The spectrum of live performances gracing Lemon’s small stage in some ways reflects the range of the cocktails: From danceable electronic DJ sets and stomping, joyful drag queens and kings to chill, acoustic singer-songwriter sets and heady, groovy jazz from an ever-changing ensemble. On a quiet, dreary Monday night in early May, Lemon held a particularly raucous iteration of Dyke Night; the mojitos and NA cocktails flowed, the energy was magnetic. Dyke Night will occur weekly throughout the month of June, when Lemon will also host queer- and femme-focused standup and other shows in celebration of Pride month.   

In fact, the bar’s performers were a major part of the decision to offer so many affordable drinks, like $4.20 Budweiser draft pours and $4.20 house shots of Fernet branca + Borghetti espresso liqueur + angostura. “The most important thing is I want to be a place where musicians hang out too,” McIntire says.  

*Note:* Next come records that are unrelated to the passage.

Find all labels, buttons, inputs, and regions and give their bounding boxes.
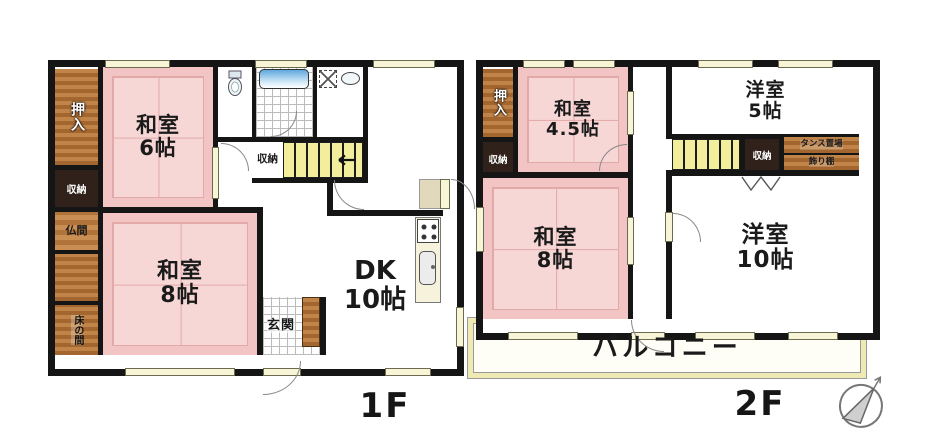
window <box>508 332 578 340</box>
window <box>523 60 565 68</box>
wood-alcove <box>55 254 98 301</box>
room-washitsu6: 和室 6帖 <box>103 67 213 207</box>
window <box>698 60 753 68</box>
floor1-label: 1F <box>330 386 440 426</box>
floor1-plan: 押入 収納 仏間 床の間 和室 6帖 <box>48 60 464 376</box>
washing-machine-icon <box>319 70 337 88</box>
oshiire-1f-label: 押入 <box>69 102 84 132</box>
wall <box>320 297 326 355</box>
back-porch <box>419 179 441 209</box>
room-yoshitsu5: 洋室 5帖 <box>672 67 859 134</box>
door-arc <box>334 180 364 210</box>
window <box>476 207 484 252</box>
door-arc <box>451 179 475 209</box>
window <box>385 368 431 376</box>
staircase-2f <box>672 139 740 170</box>
door-arc <box>221 143 249 171</box>
toilet-icon <box>227 70 243 98</box>
room-washroom <box>317 67 363 137</box>
faucet-dot <box>431 265 435 269</box>
yoshitsu5-label: 洋室 5帖 <box>745 80 785 121</box>
tansu-okiba-label: タンス置場 <box>800 140 842 149</box>
compass-icon <box>828 365 896 437</box>
window <box>778 60 833 68</box>
washbasin-icon <box>341 72 360 85</box>
floorplan-image: バルコニー 押入 収納 仏間 床の間 和室 6帖 <box>0 0 932 447</box>
room-storage-left-1f: 収納 <box>55 170 98 207</box>
butsuma-label: 仏間 <box>66 225 88 237</box>
room-yoshitsu10: 洋室 10帖 <box>672 176 859 319</box>
room-storage-mid-2f: 収納 <box>745 139 779 170</box>
stairs-arrow-icon <box>331 154 357 166</box>
dk-label: DK 10帖 <box>333 257 417 313</box>
bathtub <box>259 69 309 89</box>
room-storage-left-2f: 収納 <box>483 142 513 175</box>
washitsu6-label: 和室 6帖 <box>136 114 180 159</box>
washitsu45-label: 和室 4.5帖 <box>546 100 600 139</box>
storage-mid-zone: 収納 <box>252 142 283 178</box>
room-kazaridana: 飾り棚 <box>784 155 859 170</box>
sliding-door <box>212 147 219 199</box>
window <box>125 368 235 376</box>
stove-icon <box>417 219 439 243</box>
back-door <box>440 179 450 209</box>
room-washitsu8-2f: 和室 8帖 <box>483 178 628 319</box>
yoshitsu10-label: 洋室 10帖 <box>736 223 794 273</box>
tokonoma-label: 床の間 <box>71 315 82 345</box>
sliding-door <box>627 91 634 135</box>
washitsu8-2f-label: 和室 8帖 <box>534 226 578 271</box>
wall <box>363 67 368 183</box>
window <box>105 60 170 68</box>
room-washitsu8-1f: 和室 8帖 <box>103 213 257 355</box>
balcony-label: バルコニー <box>592 334 741 362</box>
floor2-label: 2F <box>705 384 815 424</box>
window <box>255 60 307 68</box>
oshiire-2f-label: 押入 <box>491 89 505 117</box>
sliding-door <box>627 217 634 265</box>
room-tokonoma: 床の間 <box>55 305 98 355</box>
window <box>373 60 435 68</box>
washitsu8-1f-label: 和室 8帖 <box>157 260 203 308</box>
genkan-label: 玄関 <box>267 319 295 333</box>
window <box>456 307 464 347</box>
room-butsuma: 仏間 <box>55 212 98 250</box>
storage-left-1f-label: 収納 <box>67 181 87 196</box>
room-oshiire-2f: 押入 <box>483 69 513 137</box>
room-oshiire-1f: 押入 <box>55 69 98 165</box>
storage-left-2f-label: 収納 <box>488 152 507 166</box>
window <box>788 332 838 340</box>
storage-mid-1f-label: 収納 <box>257 154 278 165</box>
window <box>573 60 615 68</box>
folding-door-icon <box>741 176 781 192</box>
entry-door-arc <box>263 361 301 395</box>
storage-mid-2f-label: 収納 <box>752 148 771 162</box>
room-toilet <box>218 67 252 137</box>
floor2-plan: 押入 収納 和室 4.5帖 和室 8帖 <box>476 60 880 340</box>
sliding-door <box>665 212 673 242</box>
room-tansu-okiba: タンス置場 <box>784 137 859 153</box>
kazaridana-label: 飾り棚 <box>809 158 835 167</box>
shoe-cabinet <box>302 297 320 347</box>
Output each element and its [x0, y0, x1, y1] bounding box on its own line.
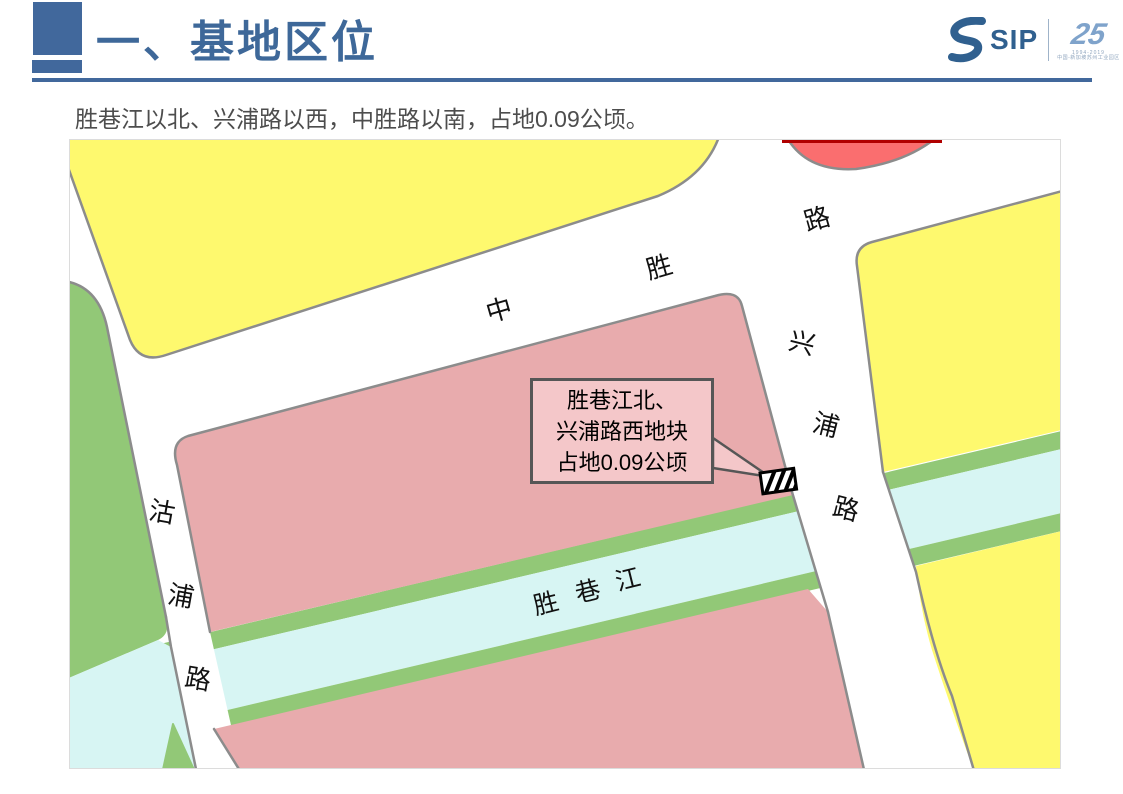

Musicians on stage performing
Photograph: Ryan Beshel

On that note, pricing here may seem curious: $14.70, $17.85, $16.80. But this is by design, too, in the service of creating a better place to work without resorting to service fees. The pricing structure bakes in the 5 percent cost of health care benefits (available even to part-time employees); it also helps pay for artists and bands, as well as higher than average salaries. (For instance, hosts make $20 per hour.) To that end, the crew has yet to lose a single employee from its opening team; Lemon’s staff is now 12-strong, including the partners. 

“As owners we make somewhat less,” McMahon says. “But we’re trying our best to give employees a sustainable wage. We believe this is a real job. The industry chooses them, or they choose it, they should see it as something legitimate.”

It’s a tall order, setting out to be so many things to so many people all at once, but I get the sense this group of dreamers wouldn’t have it any other way. Give the people what they want, right?—including an endless supply of dad jokes.